Strategy for Sustainability: A book review by Bob Morris

Strategy for Sustainability: A Business Manifesto
Adam Werbach
Harvard Business Press (2009)

Note: I recently re-read this book and learned even more of value this time.

As Werbach explains in the Introduction, all companies have the opportunity to formulate and then execute a strategy that will enable them to avoid severely damaging if not fatal problems such as those encountered within the last 12-18 months by major corporations such as AIG, Bear Stearns, Chrysler, and General Motors. This book, he adds, “is about developing and executing a company’s strategy that takes into account all aspects of sustainability but that is useful enough to be implemented today. It’s about involving employees and the community in every part of the process. And it’s about survival.” He asserts that true sustainability has four coequal components, all of which must be accommodated by the strategy that is require: social (i.e. acting as if other people matter), economic (i.e. operating profitably), environment (i.e. protecting and restoring the ecosystem), and cultural (i.e. protecting and valuing cultural diversity). “In building a strategy for sustainability, companies must accept that a constant state of change is becoming the status quo. Sustainable organizations celebrate positive action in the face of bureaucracy and indifference.” More often than not, positive action encounters culture resistance, what James O’Toole so aptly describes as “the ideology of comfort and the tyranny of custom.”

Through his narrative, Werbach makes brilliant use of reader-friendly devices, including checklists such as these as well as mini-commentaries such as “Does `Built to Last Mean’ Sustainable?” (Pages 38, 41-42) and Tables such as “Comparison of a built-to-last strategy with a strategy for sustainability (Pages 39-40). He explains how to formulate a different way to formulate a business strategy, how to map available opportunities, how to “set a North Star” and initiate the “TEN” cycle, how to use transparency to execute strategy, engage individuals throughout (and beyond) the given enterprise, how to establish and strengthen a “network of sustainability partners,” and how to develop leadership at all levels and in all areas. My frequent use of the phrase “how to” is intentional, correctly emphasizing Werbach’s pragmatic approach throughout the book.
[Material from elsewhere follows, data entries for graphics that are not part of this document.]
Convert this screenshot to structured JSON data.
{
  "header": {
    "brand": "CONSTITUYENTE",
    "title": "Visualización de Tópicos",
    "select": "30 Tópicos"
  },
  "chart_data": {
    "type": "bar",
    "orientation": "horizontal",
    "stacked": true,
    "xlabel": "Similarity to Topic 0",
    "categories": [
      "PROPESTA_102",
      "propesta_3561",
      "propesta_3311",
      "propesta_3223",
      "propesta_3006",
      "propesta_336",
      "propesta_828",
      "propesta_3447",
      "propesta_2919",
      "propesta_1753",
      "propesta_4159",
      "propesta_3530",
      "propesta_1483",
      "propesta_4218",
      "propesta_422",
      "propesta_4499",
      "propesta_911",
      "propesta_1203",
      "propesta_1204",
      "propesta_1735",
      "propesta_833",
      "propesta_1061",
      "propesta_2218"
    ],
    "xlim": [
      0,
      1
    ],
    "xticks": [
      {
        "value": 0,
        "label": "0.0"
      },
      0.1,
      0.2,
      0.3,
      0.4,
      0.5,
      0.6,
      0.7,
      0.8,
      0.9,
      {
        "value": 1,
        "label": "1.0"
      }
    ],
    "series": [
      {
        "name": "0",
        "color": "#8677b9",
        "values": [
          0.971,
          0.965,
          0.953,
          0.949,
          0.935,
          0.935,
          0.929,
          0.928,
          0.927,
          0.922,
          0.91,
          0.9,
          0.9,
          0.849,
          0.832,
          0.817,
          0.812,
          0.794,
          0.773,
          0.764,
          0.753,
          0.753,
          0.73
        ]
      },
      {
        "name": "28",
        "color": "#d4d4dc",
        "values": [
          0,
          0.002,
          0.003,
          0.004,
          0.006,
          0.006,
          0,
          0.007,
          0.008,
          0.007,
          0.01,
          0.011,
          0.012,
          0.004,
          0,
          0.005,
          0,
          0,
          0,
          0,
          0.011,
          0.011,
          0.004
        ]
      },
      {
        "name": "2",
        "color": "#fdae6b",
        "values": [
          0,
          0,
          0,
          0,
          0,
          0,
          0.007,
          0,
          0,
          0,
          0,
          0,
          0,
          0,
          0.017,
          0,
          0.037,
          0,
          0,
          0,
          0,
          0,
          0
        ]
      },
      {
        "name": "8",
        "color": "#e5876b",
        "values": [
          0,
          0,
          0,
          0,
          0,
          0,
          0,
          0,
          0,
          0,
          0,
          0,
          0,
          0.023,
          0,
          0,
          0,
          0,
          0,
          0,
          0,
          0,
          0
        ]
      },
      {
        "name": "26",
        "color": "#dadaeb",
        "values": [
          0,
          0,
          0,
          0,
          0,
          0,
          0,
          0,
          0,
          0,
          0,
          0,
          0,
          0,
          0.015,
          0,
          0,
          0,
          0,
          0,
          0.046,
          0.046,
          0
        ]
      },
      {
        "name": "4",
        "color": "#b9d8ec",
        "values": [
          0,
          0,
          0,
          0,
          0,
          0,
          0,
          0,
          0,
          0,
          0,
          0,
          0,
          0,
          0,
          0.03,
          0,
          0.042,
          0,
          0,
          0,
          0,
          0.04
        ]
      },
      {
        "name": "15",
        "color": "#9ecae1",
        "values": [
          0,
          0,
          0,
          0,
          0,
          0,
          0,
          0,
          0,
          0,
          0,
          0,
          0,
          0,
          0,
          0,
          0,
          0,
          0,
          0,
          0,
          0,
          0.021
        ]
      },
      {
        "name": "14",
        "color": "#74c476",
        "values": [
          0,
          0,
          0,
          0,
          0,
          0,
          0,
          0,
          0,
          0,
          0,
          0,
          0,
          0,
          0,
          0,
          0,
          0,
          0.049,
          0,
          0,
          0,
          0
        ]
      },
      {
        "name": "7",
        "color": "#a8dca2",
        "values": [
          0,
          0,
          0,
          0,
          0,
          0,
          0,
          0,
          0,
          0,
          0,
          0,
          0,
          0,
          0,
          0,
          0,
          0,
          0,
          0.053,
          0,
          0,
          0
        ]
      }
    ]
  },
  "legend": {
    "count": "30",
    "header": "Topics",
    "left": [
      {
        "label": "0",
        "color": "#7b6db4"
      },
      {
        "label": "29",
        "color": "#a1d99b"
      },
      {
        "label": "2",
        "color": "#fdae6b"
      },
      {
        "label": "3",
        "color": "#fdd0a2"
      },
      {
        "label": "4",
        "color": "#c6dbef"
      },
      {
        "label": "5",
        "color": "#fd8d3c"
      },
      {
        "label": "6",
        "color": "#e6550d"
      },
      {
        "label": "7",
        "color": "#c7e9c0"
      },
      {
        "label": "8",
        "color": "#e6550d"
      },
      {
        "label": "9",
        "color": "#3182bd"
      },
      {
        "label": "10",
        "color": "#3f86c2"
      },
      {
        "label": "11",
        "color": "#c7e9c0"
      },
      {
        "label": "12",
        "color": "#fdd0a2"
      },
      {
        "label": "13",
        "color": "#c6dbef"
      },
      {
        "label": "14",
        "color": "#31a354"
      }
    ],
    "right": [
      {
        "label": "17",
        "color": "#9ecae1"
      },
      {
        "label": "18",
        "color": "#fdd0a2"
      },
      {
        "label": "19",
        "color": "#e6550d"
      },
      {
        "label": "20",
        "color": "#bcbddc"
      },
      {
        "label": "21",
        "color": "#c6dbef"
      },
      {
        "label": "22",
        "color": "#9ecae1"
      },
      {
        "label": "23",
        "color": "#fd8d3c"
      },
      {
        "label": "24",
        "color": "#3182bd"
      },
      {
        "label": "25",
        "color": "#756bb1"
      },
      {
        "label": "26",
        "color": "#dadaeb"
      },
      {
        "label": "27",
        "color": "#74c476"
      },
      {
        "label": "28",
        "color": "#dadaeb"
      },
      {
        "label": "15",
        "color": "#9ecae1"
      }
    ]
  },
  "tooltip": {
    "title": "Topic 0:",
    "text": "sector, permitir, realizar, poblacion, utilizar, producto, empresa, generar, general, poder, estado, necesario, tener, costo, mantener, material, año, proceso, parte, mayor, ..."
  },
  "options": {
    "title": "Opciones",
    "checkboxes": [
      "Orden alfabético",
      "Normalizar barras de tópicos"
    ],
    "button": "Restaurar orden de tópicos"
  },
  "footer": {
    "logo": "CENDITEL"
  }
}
He concludes with an especially appropriate excerpt from Douglas Adams’ The Hitchhiker’s Guide to the Galaxy series: “If you try and take a cat apart to see how it works, the first thing you have on your hands is a non-working cat. Life is a level of complexity that almost lies outside our vision; it is so far beyond anything we have any means of understanding that we just think of it as a different class of object, a different class of matter; `life,’ something that had a mysterious essence about it…” Given that, what does Adam Werbach suggest? “When a situation seems too complicated grasp, grasping it isn’t always necessary or even possible – so do what you can, when you can. Act now.”